With “Somebody Told Me” exploding in the U.S., The Killers would revisit their buzzy U.K. debut single, “Mr. Brightside,” shooting a new video for it and that’s when “things got huge.”
“I had this feeling, that once this line-up got together — and I had played in other local bands for years and never really thought that way — but I thought this could be on the radio. This could at least tour and get us a record deal and last maybe three to five years, maybe do two or three records. But I didn’t know how big,” recounts Stoermer. “If anything, I thought it would at least be a moderately successful indie band, which is a big step being in Vegas, where no one had really achieved that, possibly. But I was thinking maybe this will sell 50,000 records and we’ll have one song that people know maybe and we’ll tour. But I did have a feeling that it could at least be a career when we were in the garage.”

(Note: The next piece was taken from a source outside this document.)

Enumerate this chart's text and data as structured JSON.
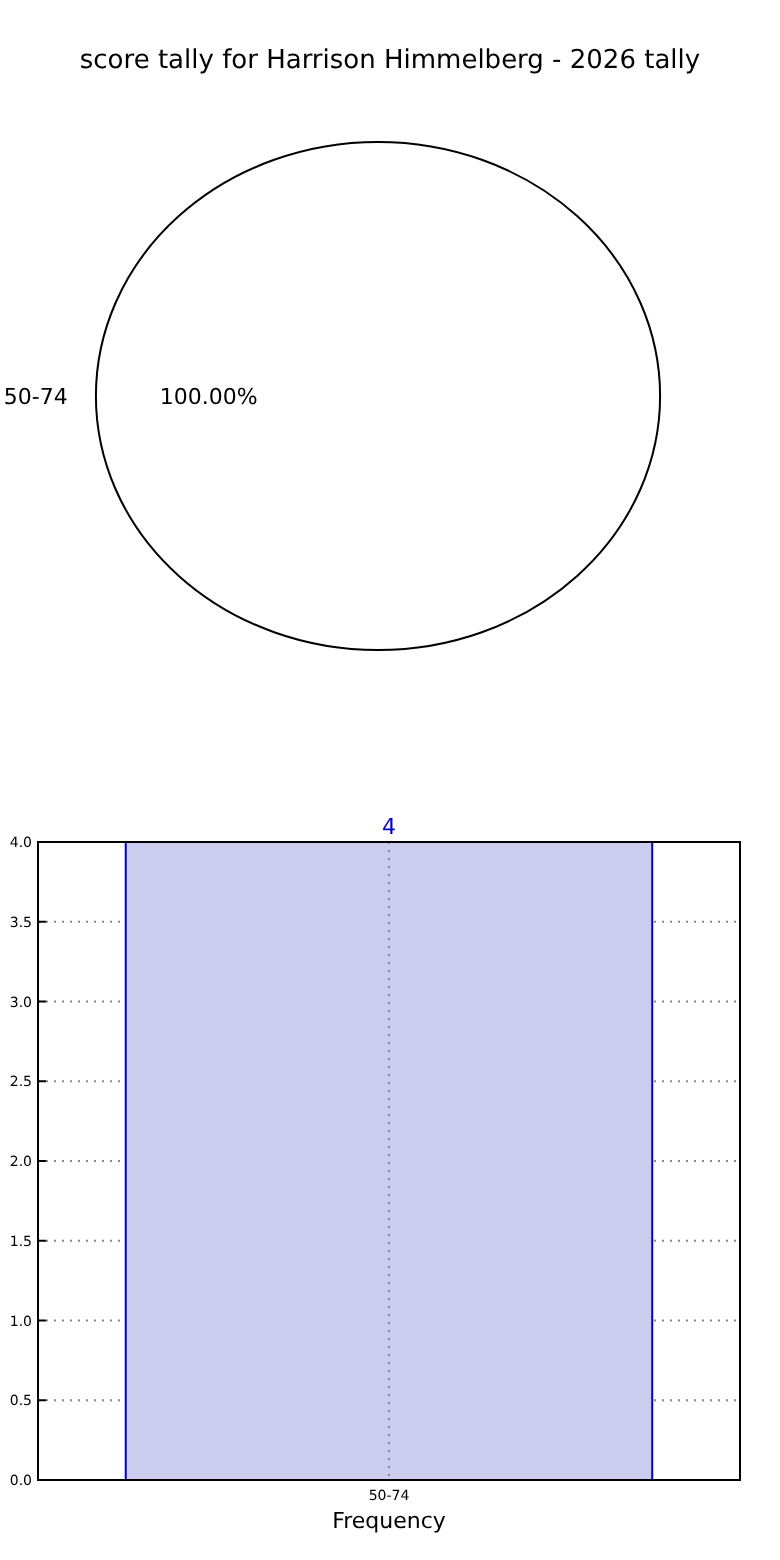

By June 2004, The Killer’s debut album Hot Fuss was in stores, propelled by the strength of this pair of massive hit singles. In time, the album would go on to sell over seven million copies worldwide and it earned five Grammy nominations. It helped bring awareness to a larger movement that was occurring in indie rock at the time, despite their more polished approach.
“I think we were possibly following in the footsteps of The Strokes and Interpol, but in a more accessible, a little more obviously poppy way. We were definitely influenced by those bands that were happening at that time in the early 2000s,” Stoermer reveals. “There was almost this revival of indie rock and rock & roll in general after a lull of bands in the mid to late 90s. I think things like The Strokes and Interpol gave us hope for something like us to possibly get signed around that time, and also had an influence too even on the music.”
“We were eating McDonalds, staying in Motel 6s. We weren’t sleeping on floors, but we were a family unit. Brandon being Mormon was very big on family dinners and things like that. We did everything together; we were together 24 hours a day, all of us,” says Pardey of his early days touring with the band. “By the time we got to San Diego, everyone was there for the Killers. They brought out the large choir at Coachella and after that performance, that’s when things started to really change.”
Ironically enough, frontman Brandon Flowers once stated that his favorite lyric on the entirety of Hot Fuss is “these changes ain’t changing me” on “All These Things That I’ve Done.”
“In general, we’re all the same people, I guess. You can’t deny that it’s changed us in some ways, but in a way that you can’t help for it to change you. Just through the experiences; and, everybody changes over ten years,” says Stoermer. “Other than that, I think we’re not that different than we were then. I don’t know how it works with other bands but no one has turned into a completely different person, I don’t think.”
And that sentiment is what makes The Killers’ surprise appearance at Life is Beautiful so “on-brand,” if you will. Just as they did their unpaid, word-of-mouth show at the Icehouse after just signing with one of the biggest record labels in the world, they showed up at Life is Beautiful to support their frontman’s solo performance for their city. It’s hardly surprising given what we know about this band, any one of them whom you might run into at various local spots on any given weekend.
“It kind of felt like for a second that we were the hometown heroes and in an organic, genuine kind of way,” Mark says humbly, almost not recognizing that that is exactly what they are.